Record levels of palm oil in diesel as ‘burning food for fuel’ madness continues

The 2009 Renewable Energy Directive (RED) committed the EU to having a share of its renewable transport fuel coming from biofuels by 2020. But over the years evidence has emerged that biodiesel emitted more greenhouse gases than they saved. Palm oil in particular has been found responsible for widespread deforestation, which contributes to climate change as well as causing ecological and social problems.

In 2019, the European Commission recognised (as part of a review of the RED) that palm oil was unsustainable, and legislation now requires its share of fuels to be frozen, reduced from 2023 and phased out by 2030. But the original directive, which applies until the end of the year, allows fuel producers to mix oil from food crops with traditional petrol and diesel.

New EU data shows that 45% of global palm oil expansion since 2008 has caused deforestation. This is in line with T&E’s original finding from 2016 that biodiesel made from palm oil is three times worse for the climate than regular diesel.

T&E’s biofuels manager Cristina Mestre said: ‘The madness of burning food in cars must stop. This failed biofuels policy forces up global food prices, drives deforestation and climate change, and threatens both local communities and endangered species.

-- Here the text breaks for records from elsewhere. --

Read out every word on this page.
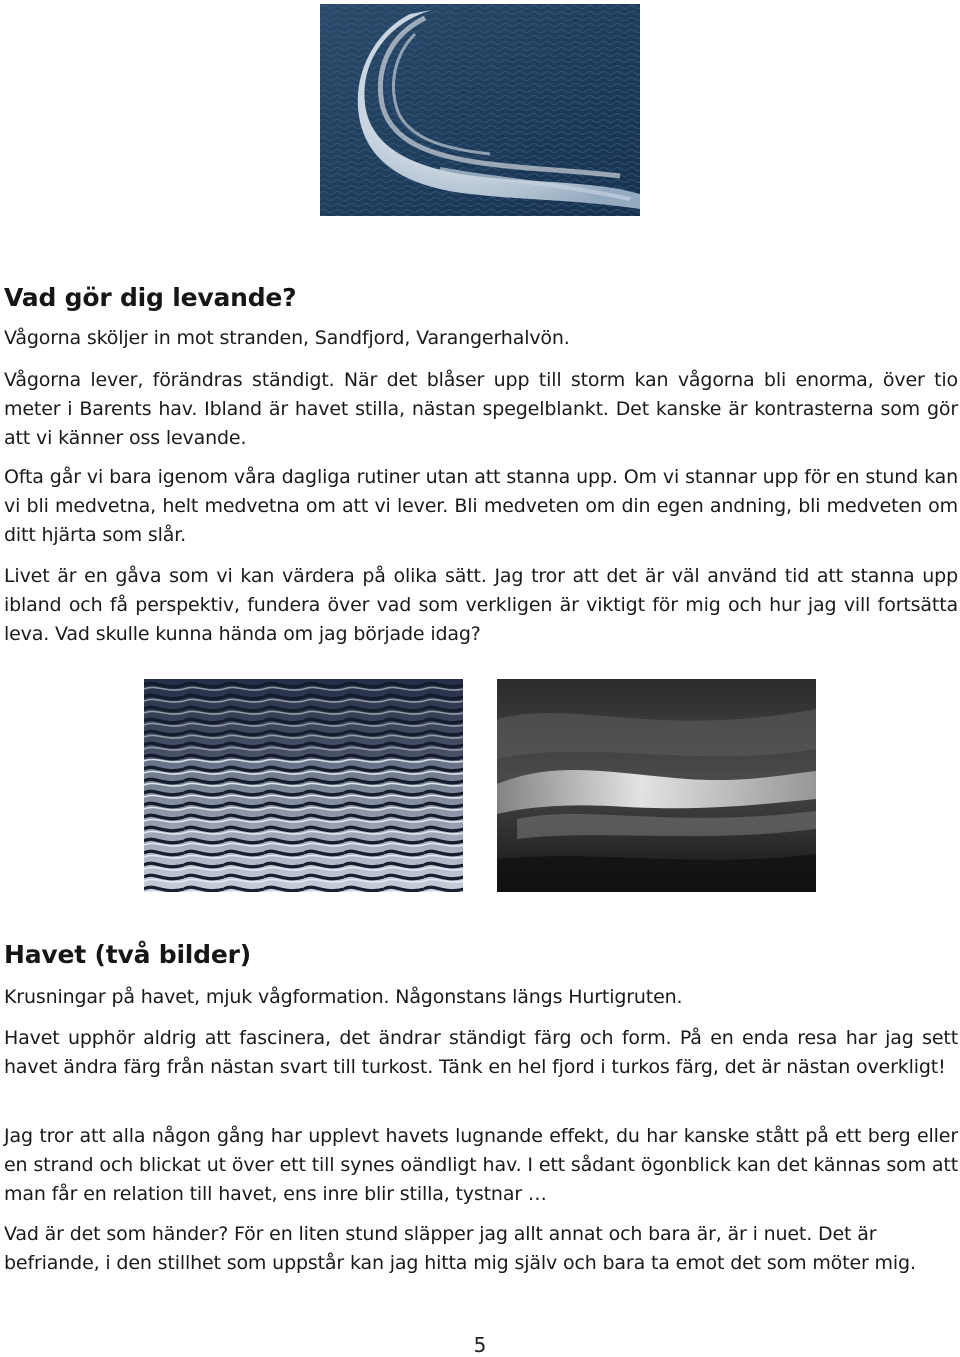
Vad gör dig levande?

Vågorna sköljer in mot stranden, Sandfjord, Varangerhalvön.

Vågorna lever, förändras ständigt. När det blåser upp till storm kan vågorna bli enorma, över tio meter i Barents hav. Ibland är havet stilla, nästan spegelblankt. Det kanske är kontrasterna som gör att vi känner oss levande.

Ofta går vi bara igenom våra dagliga rutiner utan att stanna upp. Om vi stannar upp för en stund kan vi bli medvetna, helt medvetna om att vi lever. Bli medveten om din egen andning, bli medveten om ditt hjärta som slår.

Livet är en gåva som vi kan värdera på olika sätt. Jag tror att det är väl använd tid att stanna upp ibland och få perspektiv, fundera över vad som verkligen är viktigt för mig och hur jag vill fortsätta leva. Vad skulle kunna hända om jag började idag?

Havet (två bilder)

Krusningar på havet, mjuk vågformation. Någonstans längs Hurtigruten.

Havet upphör aldrig att fascinera, det ändrar ständigt färg och form. På en enda resa har jag sett havet ändra färg från nästan svart till turkost. Tänk en hel fjord i turkos färg, det är nästan overkligt!

Jag tror att alla någon gång har upplevt havets lugnande effekt, du har kanske stått på ett berg eller en strand och blickat ut över ett till synes oändligt hav. I ett sådant ögonblick kan det kännas som att man får en relation till havet, ens inre blir stilla, tystnar …

Vad är det som händer? För en liten stund släpper jag allt annat och bara är, är i nuet. Det är befriande, i den stillhet som uppstår kan jag hitta mig själv och bara ta emot det som möter mig.

5
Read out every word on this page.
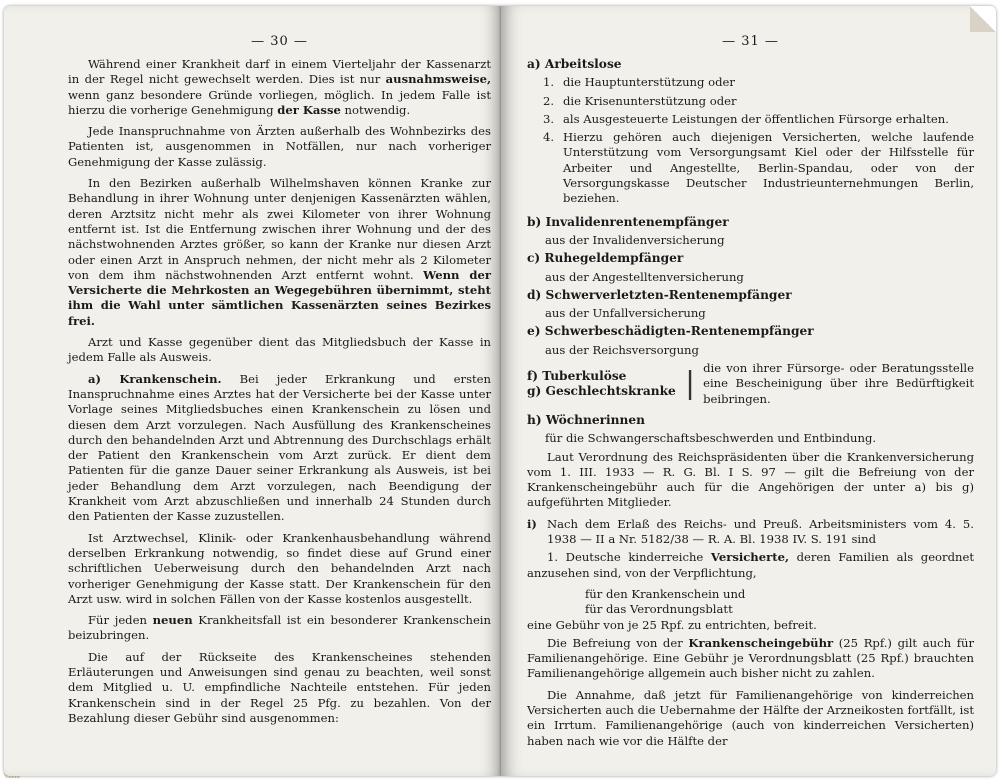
— 30 —

Während einer Krankheit darf in einem Vierteljahr der Kassenarzt in der Regel nicht gewechselt werden. Dies ist nur ausnahmsweise, wenn ganz besondere Gründe vorliegen, möglich. In jedem Falle ist hierzu die vorherige Genehmigung der Kasse notwendig.

Jede Inanspruchnahme von Ärzten außerhalb des Wohnbezirks des Patienten ist, ausgenommen in Notfällen, nur nach vorheriger Genehmigung der Kasse zulässig.

In den Bezirken außerhalb Wilhelmshaven können Kranke zur Behandlung in ihrer Wohnung unter denjenigen Kassenärzten wählen, deren Arztsitz nicht mehr als zwei Kilometer von ihrer Wohnung entfernt ist. Ist die Entfernung zwischen ihrer Wohnung und der des nächstwohnenden Arztes größer, so kann der Kranke nur diesen Arzt oder einen Arzt in Anspruch nehmen, der nicht mehr als 2 Kilometer von dem ihm nächstwohnenden Arzt entfernt wohnt. Wenn der Versicherte die Mehrkosten an Wegegebühren übernimmt, steht ihm die Wahl unter sämtlichen Kassenärzten seines Bezirkes frei.

Arzt und Kasse gegenüber dient das Mitgliedsbuch der Kasse in jedem Falle als Ausweis.

a) Krankenschein. Bei jeder Erkrankung und ersten Inanspruchnahme eines Arztes hat der Versicherte bei der Kasse unter Vorlage seines Mitgliedsbuches einen Krankenschein zu lösen und diesen dem Arzt vorzulegen. Nach Ausfüllung des Krankenscheines durch den behandelnden Arzt und Abtrennung des Durchschlags erhält der Patient den Krankenschein vom Arzt zurück. Er dient dem Patienten für die ganze Dauer seiner Erkrankung als Ausweis, ist bei jeder Behandlung dem Arzt vorzulegen, nach Beendigung der Krankheit vom Arzt abzuschließen und innerhalb 24 Stunden durch den Patienten der Kasse zuzustellen.

Ist Arztwechsel, Klinik- oder Krankenhausbehandlung während derselben Erkrankung notwendig, so findet diese auf Grund einer schriftlichen Ueberweisung durch den behandelnden Arzt nach vorheriger Genehmigung der Kasse statt. Der Krankenschein für den Arzt usw. wird in solchen Fällen von der Kasse kostenlos ausgestellt.

Für jeden neuen Krankheitsfall ist ein besonderer Krankenschein beizubringen.

Die auf der Rückseite des Krankenscheines stehenden Erläuterungen und Anweisungen sind genau zu beachten, weil sonst dem Mitglied u. U. empfindliche Nachteile entstehen. Für jeden Krankenschein sind in der Regel 25 Pfg. zu bezahlen. Von der Bezahlung dieser Gebühr sind ausgenommen:

— 31 —
a) Arbeitslose
1. die Hauptunterstützung oder
2. die Krisenunterstützung oder
3. als Ausgesteuerte Leistungen der öffentlichen Fürsorge erhalten.
4. Hierzu gehören auch diejenigen Versicherten, welche laufende Unterstützung vom Versorgungsamt Kiel oder der Hilfsstelle für Arbeiter und Angestellte, Berlin-Spandau, oder von der Versorgungskasse Deutscher Industrieunternehmungen Berlin, beziehen.
b) Invalidenrentenempfänger
aus der Invalidenversicherung
c) Ruhegeldempfänger
aus der Angestelltenversicherung
d) Schwerverletzten-Rentenempfänger
aus der Unfallversicherung
e) Schwerbeschädigten-Rentenempfänger
aus der Reichsversorgung
f) Tuberkulöse
g) Geschlechtskranke | die von ihrer Fürsorge- oder Beratungsstelle eine Bescheinigung über ihre Bedürftigkeit beibringen.
h) Wöchnerinnen
für die Schwangerschaftsbeschwerden und Entbindung.

Laut Verordnung des Reichspräsidenten über die Krankenversicherung vom 1. III. 1933 — R. G. Bl. I S. 97 — gilt die Befreiung von der Krankenscheingebühr auch für die Angehörigen der unter a) bis g) aufgeführten Mitglieder.

i) Nach dem Erlaß des Reichs- und Preuß. Arbeitsministers vom 4. 5. 1938 — II a Nr. 5182/38 — R. A. Bl. 1938 IV. S. 191 sind

1. Deutsche kinderreiche Versicherte, deren Familien als geordnet anzusehen sind, von der Verpflichtung,

für den Krankenschein und
für das Verordnungsblatt
eine Gebühr von je 25 Rpf. zu entrichten, befreit.

Die Befreiung von der Krankenscheingebühr (25 Rpf.) gilt auch für Familienangehörige. Eine Gebühr je Verordnungsblatt (25 Rpf.) brauchten Familienangehörige allgemein auch bisher nicht zu zahlen.

Die Annahme, daß jetzt für Familienangehörige von kinderreichen Versicherten auch die Uebernahme der Hälfte der Arzneikosten fortfällt, ist ein Irrtum. Familienangehörige (auch von kinderreichen Versicherten) haben nach wie vor die Hälfte der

EU leaders must ensure the revision of the Renewable Energy Directive leads to all food-based biofuels – not just palm oil – being phased out from next year.’

While use of rapeseed, sunflower, soy and palm oil in biodiesel has risen by 46% from 8 million tonnes in 2009 to 11.7mt in 2019, their use to make everyday products such as bread, ice cream, hazelnut spread, chocolate, margarine, shampoo and detergent has remained at around 12mt per year.

The popular cookie, the Oreo, has been criticised for having some of its fat content from palm oil. But even as the world’s best-selling biscuit, its palm oil consumption falls well below biodiesel. To show the order of magnitude, T&E has compared the 4.5mt of palm oil burned in Europe’s car engines with the amount of palm oil in the 40 billion Oreos eaten across the world each year. Assuming that only half the fat in an Oreo is from palm oil, European drivers burn 100 times more palm oil in a year than all the Oreos eaten worldwide.

Spain, the Netherlands and Italy together made up 81.5% of the EU’s palm oil diesel production in 2019, with Spain the largest of them with 1.76mt of palm oil transformed into biodiesel in Spanish refineries. This has prompted an international coalition of NGOs to relaunch the successful #NotInMyTank campaign to urge the governments of France, Germany, Italy, Spain and the Netherlands to end public support for food-based biofuels. The campaign was highly successful in 2018-19 in showing that biofuels were no cure for climate change, and in fact contributed to it.